B 7 Die amerikanische Sicht

Der amerikanische Präsident John F. Kennedy wies am 25. Juli 1961 in einer Rundfunk- und Fernsehansprache jeden Gedanken daran zurück, die Anwesenheit der Westmächte in West-Berlin zu beenden und nannte die drei "Essentials", zu deren Verteidigung er selbst den äußersten Einsatz nicht scheue:

die Anwesenheit der drei Westmächte in West-Berlin,

ihr ungehindertes Zugangsrecht dorthin und

die Sicherheit und Freiheit der West-Berliner.

Kennedy ließ keinen Zweifel an seiner Entschlossenheit aufkommen, aber er signalisierte dem Kreml zugleich mit hinreichender Deutlichkeit, dass er bereit war, sich mit der Sicherung des Status quo in West-Berlin abzufinden, ohne dabei auf die Rechte aller vier Siegermächte in Gesamt-Berlin zu pochen.

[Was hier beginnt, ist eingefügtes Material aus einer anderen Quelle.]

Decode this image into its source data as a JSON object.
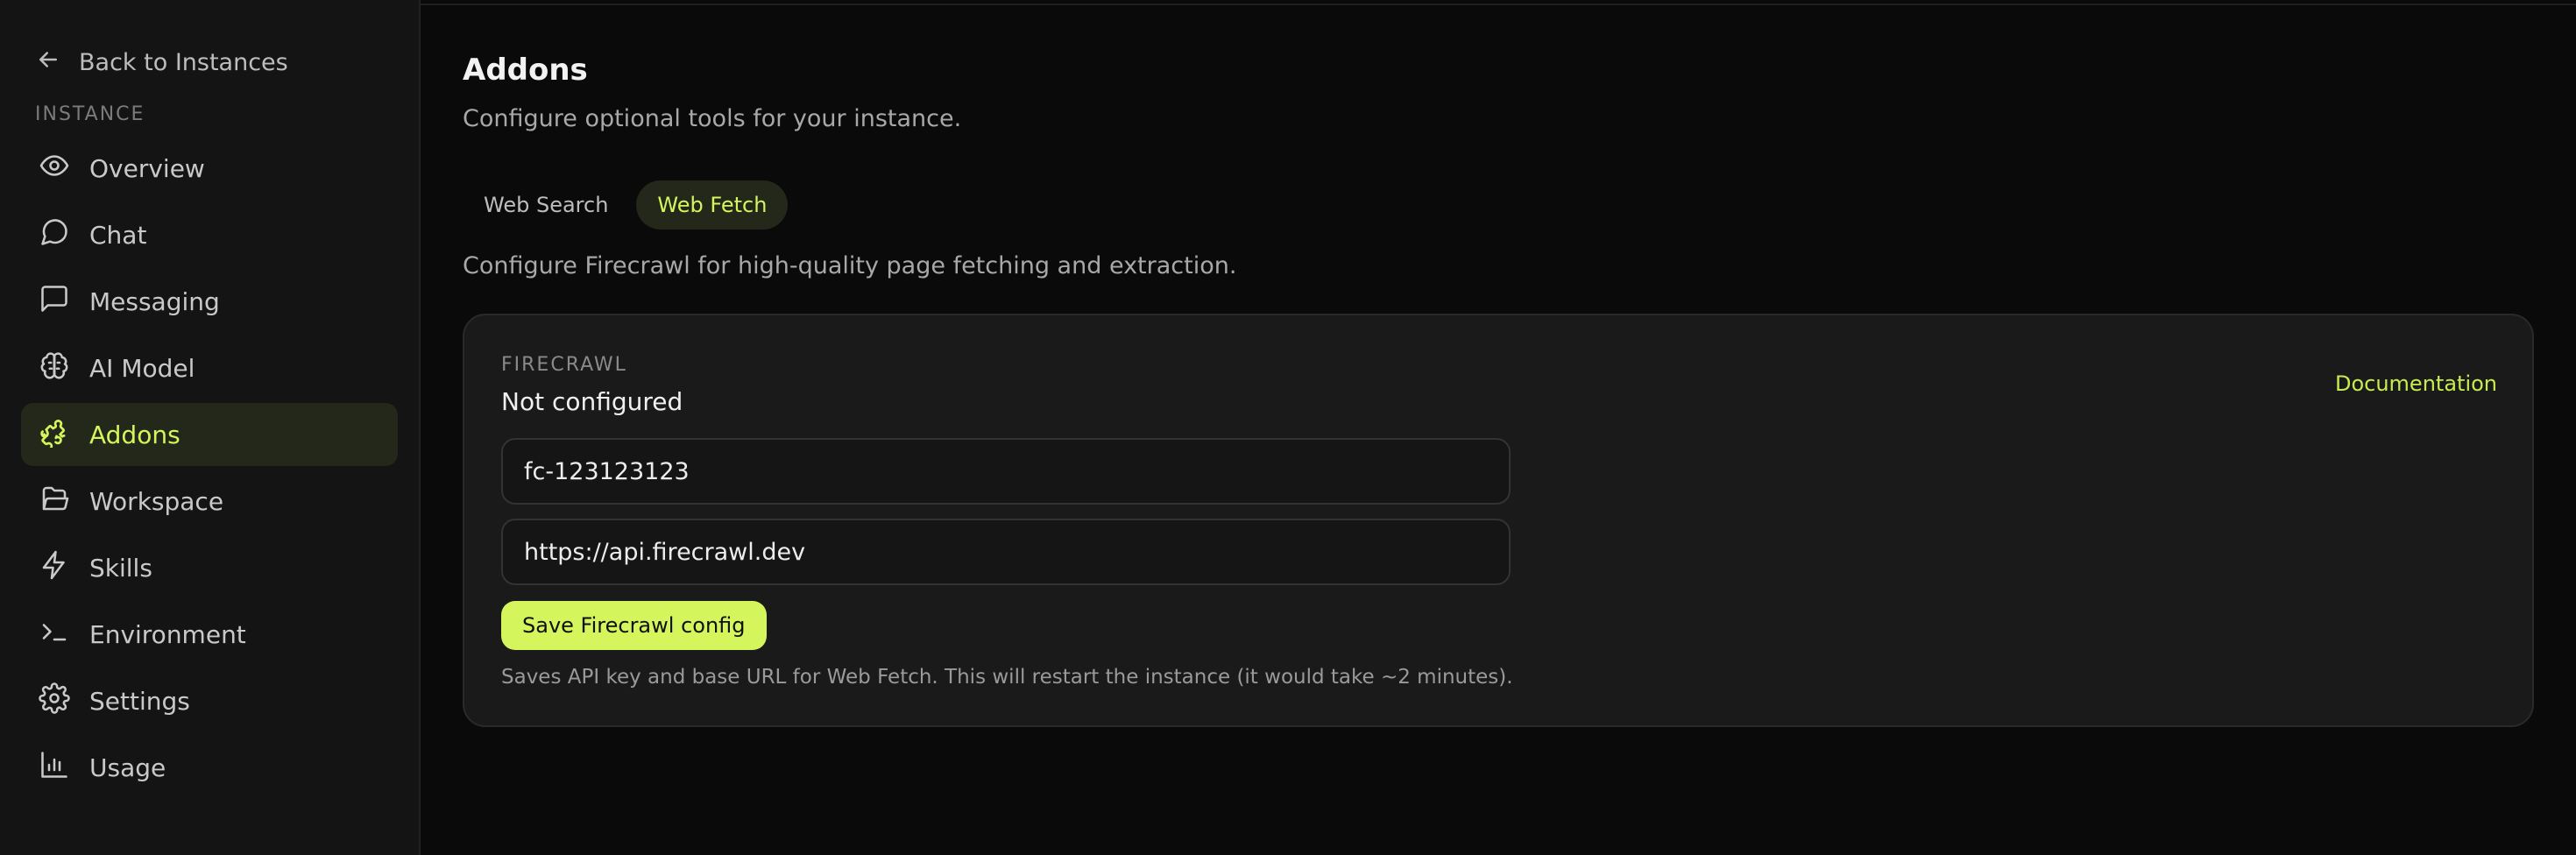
{
  "sidebar": {
    "back_label": "Back to Instances",
    "section_label": "INSTANCE",
    "items": [
      {
        "label": "Overview",
        "icon": "eye-icon"
      },
      {
        "label": "Chat",
        "icon": "chat-bubble-icon"
      },
      {
        "label": "Messaging",
        "icon": "message-square-icon"
      },
      {
        "label": "AI Model",
        "icon": "brain-icon"
      },
      {
        "label": "Addons",
        "icon": "puzzle-icon",
        "active": true
      },
      {
        "label": "Workspace",
        "icon": "folder-open-icon"
      },
      {
        "label": "Skills",
        "icon": "lightning-icon"
      },
      {
        "label": "Environment",
        "icon": "terminal-icon"
      },
      {
        "label": "Settings",
        "icon": "gear-icon"
      },
      {
        "label": "Usage",
        "icon": "bar-chart-icon"
      }
    ]
  },
  "main": {
    "title": "Addons",
    "subtitle": "Configure optional tools for your instance.",
    "tabs": [
      {
        "label": "Web Search",
        "active": false
      },
      {
        "label": "Web Fetch",
        "active": true
      }
    ],
    "section_description": "Configure Firecrawl for high-quality page fetching and extraction.",
    "card": {
      "provider_label": "FIRECRAWL",
      "status": "Not configured",
      "doc_link": "Documentation",
      "api_key_value": "fc-123123123",
      "base_url_value": "https://api.firecrawl.dev",
      "save_label": "Save Firecrawl config",
      "note": "Saves API key and base URL for Web Fetch. This will restart the instance (it would take ~2 minutes)."
    }
  },
  "colors": {
    "accent": "#d4f55c",
    "active_bg": "#23281a",
    "background": "#0a0a0a",
    "sidebar_bg": "#141414",
    "card_bg": "#1a1a1a"
  }
}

J. William Fulbright, ein enger Vertrauter Kennedys, erklärte am 30. Juli 1961 in einem Fernsehinterview: "Ich verstehe nicht, warum die Ostdeutschen ihre Grenze nicht schließen." Er sprach damit lediglich aus, was in Washington von vielen gedacht wurde.

Durch den Bau der Mauer am 13. August 1961 wurde keines der drei "Essentials", die der amerikanische Präsident verkündet hatte, verletzt. Deshalb übte der Westen Zurückhaltung. Seine Reaktion auf den Mauerbau zeigte nicht nur Ohnmacht, sondern auch Erleichterung. In Berlin und in der Bundesrepublik aber führte das Ausbleiben deutlicher Gegenmaßnahmen zu einer tiefen Stimmungskrise. Die Berliner fühlten sich im Stich gelassen.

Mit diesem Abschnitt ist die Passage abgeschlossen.